Cerebrospinal fluid exosomal miR-152-3p predicts the occurrence of subarachnoid haemorrhage and regulates vascular smooth muscle cell dysfunction

Introduction
Ruptured intracranial aneurysm (RA) can lead to subarachnoid haemorrhage (SAH). This study was to explore the predictive value of cerebrospinal fluid (CSF) derived exosome miR-152-3p and its regulatory role in the human vascular smooth muscle cells (HVSMCs).

Material and methods
Real-time quantitative polymerase reaction was carried out to detect CSF exosome miR-152-3p in 66 patients with unruptured intracranial aneurysms (UA), 69 patients with RA, and 68 patients with hydrocephalus. Clinical predictive value of SAH occurrence was assessed using receiver operating characteristic curve (ROC) and logistics regression analysis. Cell Counting Kit-8 and Transwell were employed to detect the proliferation and migration of HVSMCs.
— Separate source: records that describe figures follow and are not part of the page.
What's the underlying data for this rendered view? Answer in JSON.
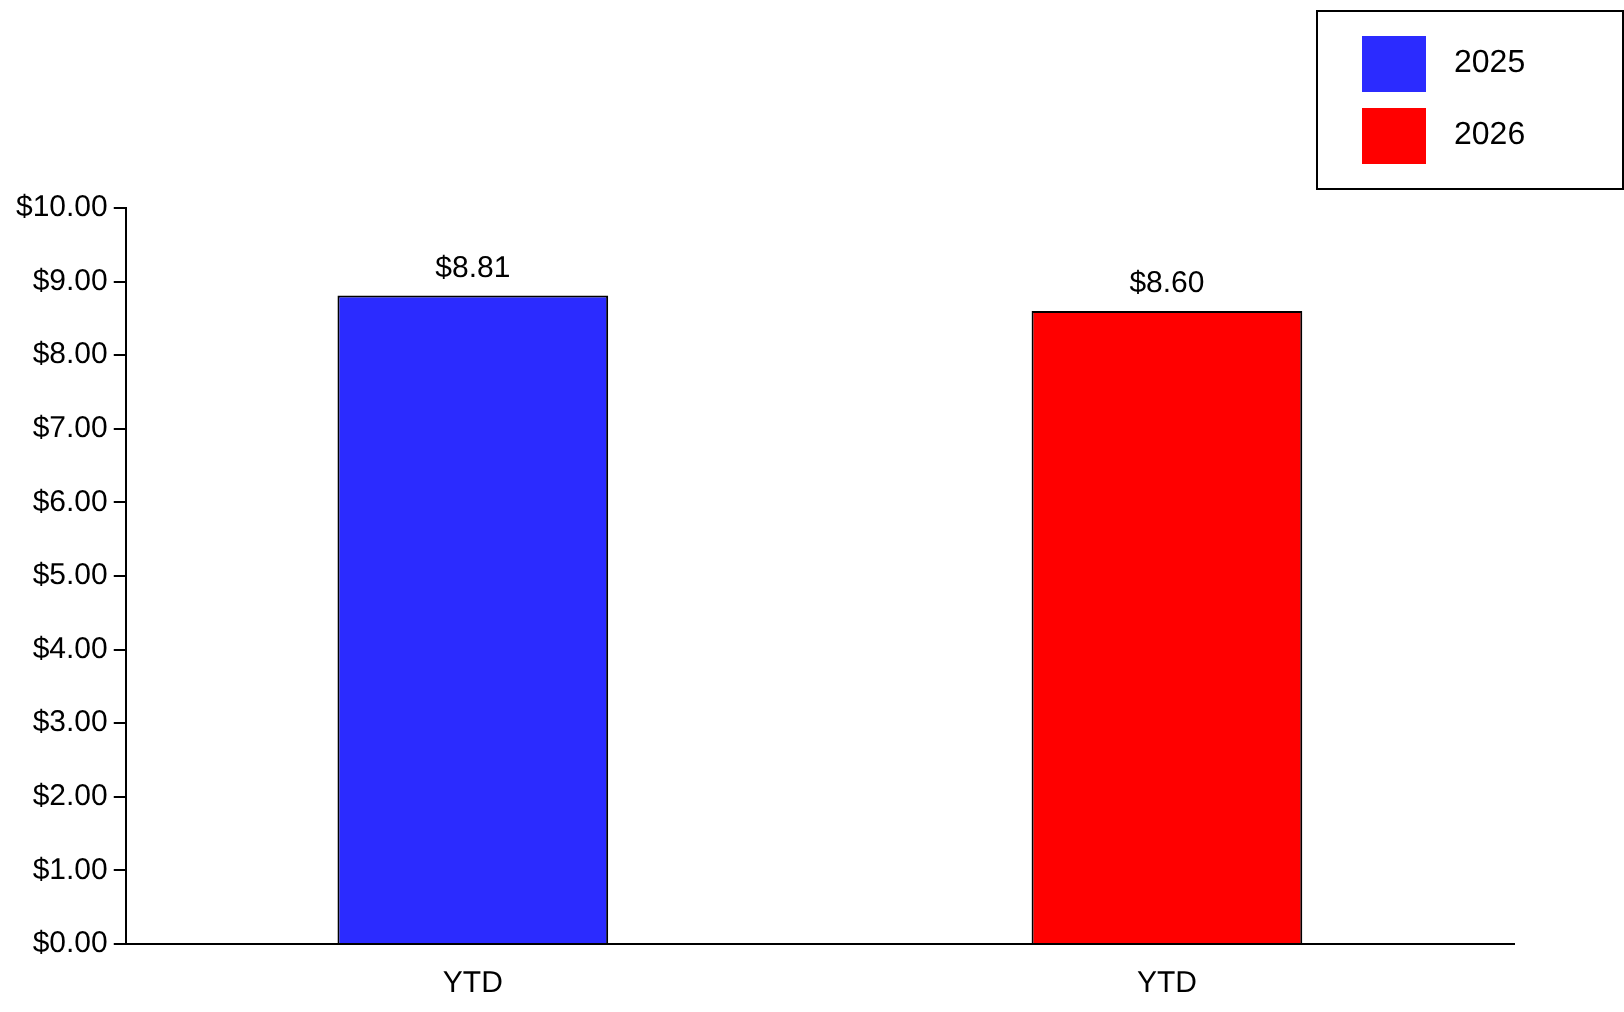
{
  "chart_data": {
    "type": "bar",
    "categories": [
      "YTD",
      "YTD"
    ],
    "series": [
      {
        "name": "2025",
        "color": "#2b2bff",
        "values": [
          8.81,
          null
        ],
        "value_labels": [
          "$8.81",
          null
        ]
      },
      {
        "name": "2026",
        "color": "#ff0000",
        "values": [
          null,
          8.6
        ],
        "value_labels": [
          null,
          "$8.60"
        ]
      }
    ],
    "ylim": [
      0,
      10
    ],
    "yticks": [
      {
        "value": 0,
        "label": "$0.00"
      },
      {
        "value": 1,
        "label": "$1.00"
      },
      {
        "value": 2,
        "label": "$2.00"
      },
      {
        "value": 3,
        "label": "$3.00"
      },
      {
        "value": 4,
        "label": "$4.00"
      },
      {
        "value": 5,
        "label": "$5.00"
      },
      {
        "value": 6,
        "label": "$6.00"
      },
      {
        "value": 7,
        "label": "$7.00"
      },
      {
        "value": 8,
        "label": "$8.00"
      },
      {
        "value": 9,
        "label": "$9.00"
      },
      {
        "value": 10,
        "label": "$10.00"
      }
    ],
    "grid": false,
    "legend": "top right"
  }
}
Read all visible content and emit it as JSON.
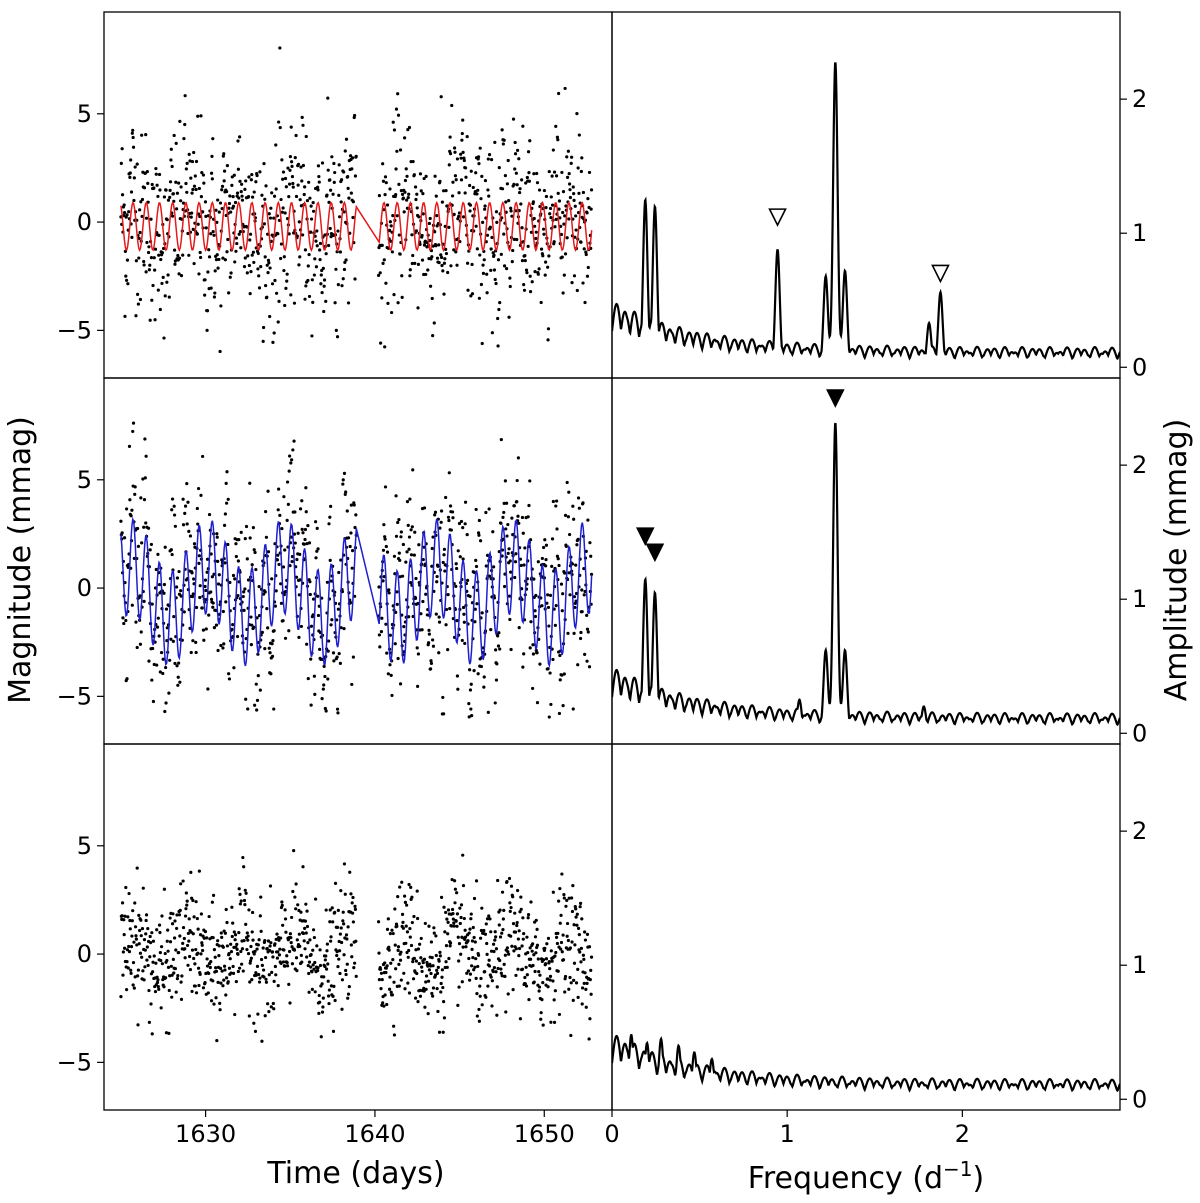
{
  "figure": {
    "left_ylabel": "Magnitude (mmag)",
    "right_ylabel": "Amplitude (mmag)",
    "left_xlabel": "Time (days)",
    "right_xlabel_main": "Frequency (d",
    "right_xlabel_sup": "−1",
    "right_xlabel_close": ")"
  },
  "chart_data": [
    {
      "type": "scatter",
      "panel": "light-curve",
      "row": 1,
      "xlim": [
        1624,
        1654
      ],
      "ylim": [
        -7.2,
        9.7
      ],
      "xticks": [
        1630,
        1640,
        1650
      ],
      "xtick_labels": [
        "1630",
        "1640",
        "1650"
      ],
      "yticks": [
        -5,
        0,
        5
      ],
      "ytick_labels": [
        "−5",
        "0",
        "5"
      ],
      "scatter_color": "#000000",
      "model_color": "#e41a1c",
      "data_range_x": [
        1625.0,
        1652.8
      ],
      "gap_x": [
        1638.9,
        1640.2
      ],
      "amplitude_range_y": [
        -5,
        7
      ],
      "model": {
        "period_d": 0.78,
        "amplitude": 1.1
      }
    },
    {
      "type": "scatter",
      "panel": "light-curve",
      "row": 2,
      "xlim": [
        1624,
        1654
      ],
      "ylim": [
        -7.2,
        9.7
      ],
      "xticks": [
        1630,
        1640,
        1650
      ],
      "xtick_labels": [
        "1630",
        "1640",
        "1650"
      ],
      "yticks": [
        -5,
        0,
        5
      ],
      "ytick_labels": [
        "−5",
        "0",
        "5"
      ],
      "scatter_color": "#000000",
      "model_color": "#1f1fd0",
      "data_range_x": [
        1625.0,
        1652.8
      ],
      "gap_x": [
        1638.9,
        1640.2
      ],
      "amplitude_range_y": [
        -5,
        6
      ],
      "model": {
        "period_d": 0.78,
        "amplitude": 2.2,
        "beat_period_d": 4.5,
        "beat_amplitude": 1.2
      }
    },
    {
      "type": "scatter",
      "panel": "light-curve",
      "row": 3,
      "xlim": [
        1624,
        1654
      ],
      "ylim": [
        -7.2,
        9.7
      ],
      "xticks": [
        1630,
        1640,
        1650
      ],
      "xtick_labels": [
        "1630",
        "1640",
        "1650"
      ],
      "yticks": [
        -5,
        0,
        5
      ],
      "ytick_labels": [
        "−5",
        "0",
        "5"
      ],
      "scatter_color": "#000000",
      "data_range_x": [
        1625.0,
        1652.8
      ],
      "gap_x": [
        1638.9,
        1640.2
      ],
      "amplitude_range_y": [
        -4.5,
        4
      ]
    },
    {
      "type": "line",
      "panel": "periodogram",
      "row": 1,
      "xlim": [
        0,
        2.9
      ],
      "ylim": [
        -0.08,
        2.65
      ],
      "xticks": [
        0,
        1,
        2
      ],
      "xtick_labels": [
        "0",
        "1",
        "2"
      ],
      "yticks": [
        0,
        1,
        2
      ],
      "ytick_labels": [
        "0",
        "1",
        "2"
      ],
      "line_color": "#000000",
      "peaks": [
        {
          "freq": 0.19,
          "amp": 1.25
        },
        {
          "freq": 0.245,
          "amp": 1.2
        },
        {
          "freq": 0.945,
          "amp": 0.88
        },
        {
          "freq": 1.22,
          "amp": 0.68
        },
        {
          "freq": 1.275,
          "amp": 2.28
        },
        {
          "freq": 1.33,
          "amp": 0.72
        },
        {
          "freq": 1.875,
          "amp": 0.56
        },
        {
          "freq": 1.81,
          "amp": 0.33
        }
      ],
      "markers": [
        {
          "freq": 0.945,
          "amp": 1.12,
          "filled": false
        },
        {
          "freq": 1.875,
          "amp": 0.7,
          "filled": false
        }
      ]
    },
    {
      "type": "line",
      "panel": "periodogram",
      "row": 2,
      "xlim": [
        0,
        2.9
      ],
      "ylim": [
        -0.08,
        2.65
      ],
      "xticks": [
        0,
        1,
        2
      ],
      "xtick_labels": [
        "0",
        "1",
        "2"
      ],
      "yticks": [
        0,
        1,
        2
      ],
      "ytick_labels": [
        "0",
        "1",
        "2"
      ],
      "line_color": "#000000",
      "peaks": [
        {
          "freq": 0.19,
          "amp": 1.15
        },
        {
          "freq": 0.245,
          "amp": 1.05
        },
        {
          "freq": 1.22,
          "amp": 0.62
        },
        {
          "freq": 1.275,
          "amp": 2.32
        },
        {
          "freq": 1.33,
          "amp": 0.62
        },
        {
          "freq": 1.07,
          "amp": 0.25
        },
        {
          "freq": 1.78,
          "amp": 0.2
        }
      ],
      "markers": [
        {
          "freq": 1.275,
          "amp": 2.5,
          "filled": true
        },
        {
          "freq": 0.19,
          "amp": 1.47,
          "filled": true
        },
        {
          "freq": 0.245,
          "amp": 1.35,
          "filled": true
        }
      ]
    },
    {
      "type": "line",
      "panel": "periodogram",
      "row": 3,
      "xlim": [
        0,
        2.9
      ],
      "ylim": [
        -0.08,
        2.65
      ],
      "xticks": [
        0,
        1,
        2
      ],
      "xtick_labels": [
        "0",
        "1",
        "2"
      ],
      "yticks": [
        0,
        1,
        2
      ],
      "ytick_labels": [
        "0",
        "1",
        "2"
      ],
      "line_color": "#000000",
      "peaks": [
        {
          "freq": 0.11,
          "amp": 0.48
        },
        {
          "freq": 0.2,
          "amp": 0.42
        },
        {
          "freq": 0.28,
          "amp": 0.45
        },
        {
          "freq": 0.38,
          "amp": 0.4
        },
        {
          "freq": 0.47,
          "amp": 0.35
        },
        {
          "freq": 0.57,
          "amp": 0.3
        },
        {
          "freq": 0.8,
          "amp": 0.2
        },
        {
          "freq": 1.32,
          "amp": 0.14
        }
      ],
      "markers": []
    }
  ]
}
The binding relationship between miR-152-3p and PTEN was confirmed by the dual-luciferase reporter assay.

Results
Compared with hydrocephalus, exosome miR-152-3p was lower in patients with intracranial aneurysms, and among them, RA was lower than in patients with UA (p < 0.001). ROC confirmed that exosome miR-152-3p not only distinguishes patients with UA from patients with hydrocephalus but also predicts SAH in patients with intracranial aneurysms. Logistic regression analysis showed that miR-152-3p (OR = 0.039, 95% CI = 0.015-0.106, p < 0.001) and aneurysm size (OR = 2.701, 95% CI = 1.045-6.890, p = 0.040) were independent predictors of progression for UA to RA. Increased miR-152-3p inhibited the proliferation and migration of HVSMCs. PTEN was the direct target gene of miR-152-3p, which was elevated in CSF-derived exosomes and negatively correlated with miR-152-3p levels.

Conclusions
Our study confirmed that the CSF-derived exosome miR-152-3p was a feasible predictor of SAH and was involved in the dysfunction of HVSMCs.